More than 100,000 Civil War-era artifacts were recently unearthed from a small, wooded stretch of land in Silver Spring that is slated to be paved over and made part of the Intercounty Connector.

Archaeologists called the former home of Melinda Jackson one of the best-preserved archaeology sites ever found in Maryland. Jackson, a black woman born into slavery in 1828 who gained her freedom and raised a family, has descendants still living in the area.

Artifacts ranging from a crystal used in African spiritual practices to an 1860 medallion bearing the portraits and campaign messages of President Abraham Lincoln and his first vice president, Hannibal Hamlin, were unveiled by state highway officials on April 23.

Pieces of a baby doll, marbles, a jack and other items presumed to have belonged to the five children Jackson raised alone on about 9 acres of land in her two-story, 23-by 13-foot house near the intersection of U.S. Route 29 and Briggs Chaney Road were also recovered.

Through research, officials were able to find Jackson’s descendants, several of whom attended a small ceremony last week.

‘‘This is truly a humbling experience for us and the family,” said the Rev. Spencer E. Jackson, the great-great grandson of Melinda Jackson, who preaches at Abyssinia Baptist Church in Silver Spring, less than two miles from his ancestor’s former home. ‘‘Melinda was an American, and she fulfilled the American dream. She went through the most horrible conditions, but came out to be free.”

Land records obtained by researchers show that Ann M. Downs, believed to be Melinda Jackson’s former owner, sold the land to Jackson in 1869. The 1870 U.S. Census says that Jackson was 42 at the time, that her property was valued at $200, and that her 15-year-old son, George, was a farm laborer.

Jackson is believed to have died before 1879, and family records suggest she is buried, along with several other family members, at Round Oak Baptist Church in Spencerville.

Archaeologist Mechelle L. Kerns-Nocerito was able to track down Jackson’s descendants through records at the Montgomery County Historical Society in Rockville, the Maryland state archives and ancestor.com.

‘‘For them to meet me here and confirm my research, it’s very gratifying,” she said.

The site was discovered in 2004 by surveyors for the ICC, a planned toll road meant to improve traffic between Montgomery and Prince George’s counties by linking Interstate 270 with Interstate 95. After testing the soil, archaeologists found an 8-inch ash layer left behind when the house, then occupied by Melinda Jackson’s children, burned down in 1917. SHA follows a process to determine potential historic or cultural value of sites before construction of any major projects.

The site will not be preserved, however.

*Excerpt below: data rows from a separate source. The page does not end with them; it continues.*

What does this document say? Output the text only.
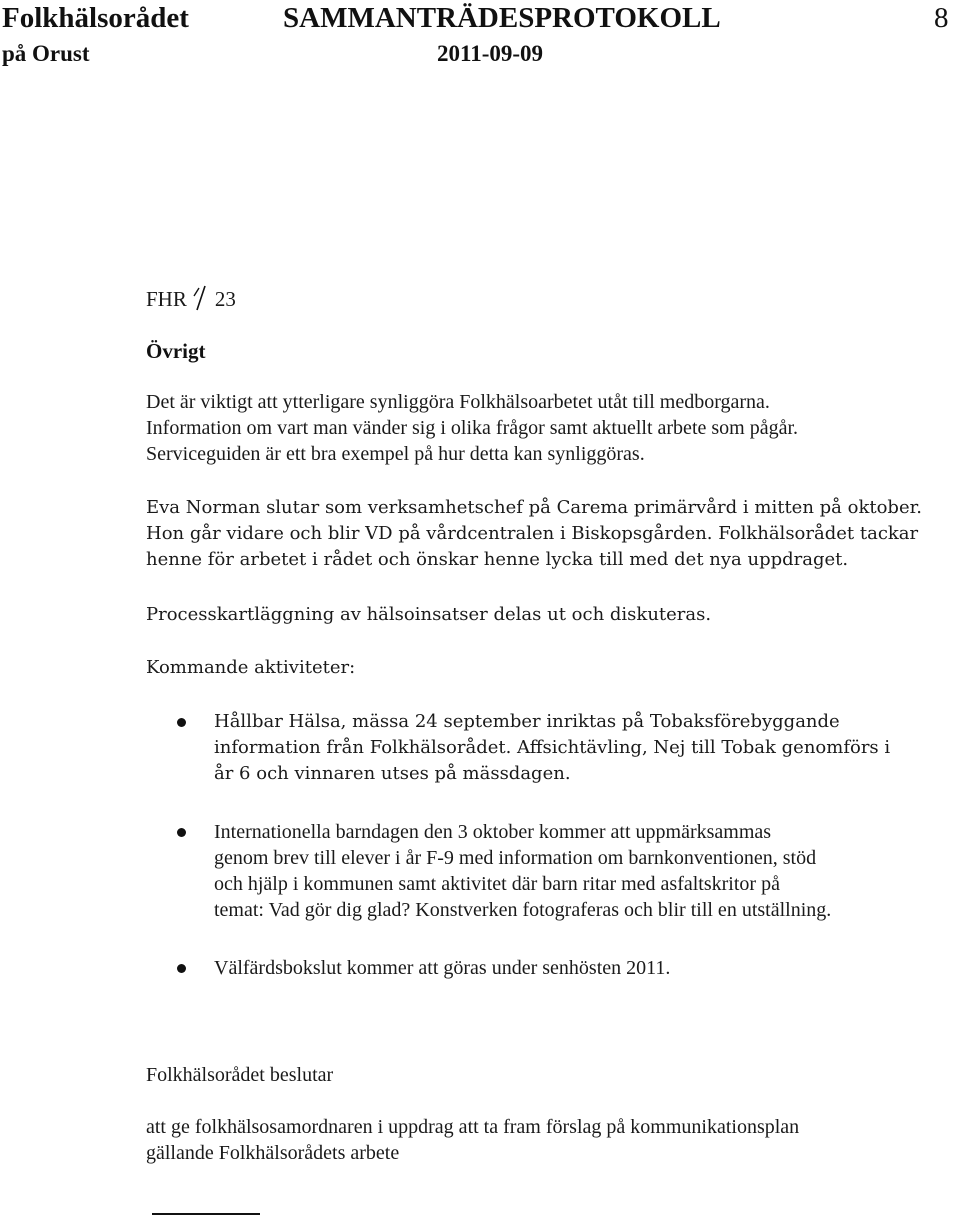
Folkhälsorådet	SAMMANTRÄDESPROTOKOLL	8
på Orust	2011-09-09
FHR 23
Övrigt
Det är viktigt att ytterligare synliggöra Folkhälsoarbetet utåt till medborgarna.
Information om vart man vänder sig i olika frågor samt aktuellt arbete som pågår.
Serviceguiden är ett bra exempel på hur detta kan synliggöras.
Eva Norman slutar som verksamhetschef på Carema primärvård i mitten på oktober.
Hon går vidare och blir VD på vårdcentralen i Biskopsgården. Folkhälsorådet tackar
henne för arbetet i rådet och önskar henne lycka till med det nya uppdraget.
Processkartläggning av hälsoinsatser delas ut och diskuteras.
Kommande aktiviteter:
Hållbar Hälsa, mässa 24 september inriktas på Tobaksförebyggande
information från Folkhälsorådet. Affsichtävling, Nej till Tobak genomförs i
år 6 och vinnaren utses på mässdagen.
Internationella barndagen den 3 oktober kommer att uppmärksammas
genom brev till elever i år F-9 med information om barnkonventionen, stöd
och hjälp i kommunen samt aktivitet där barn ritar med asfaltskritor på
temat: Vad gör dig glad? Konstverken fotograferas och blir till en utställning.
Välfärdsbokslut kommer att göras under senhösten 2011.
Folkhälsorådet beslutar
att ge folkhälsosamordnaren i uppdrag att ta fram förslag på kommunikationsplan
gällande Folkhälsorådets arbete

Officials said the land, the planned location of the Route 29-ICC interchange, will have no historical value after archaeologists dissembled the house’s stone foundation and removed all the artifacts.

‘‘This site will be definitely paved over,” said Julie Schablitsky, chief of cultural resources for SHA.

The artifacts will be sent to the Jefferson Patterson Park and Museum in St. Leonard in Calvert County. The first seven-mile phase of the ICC is scheduled to be complete in late 2010.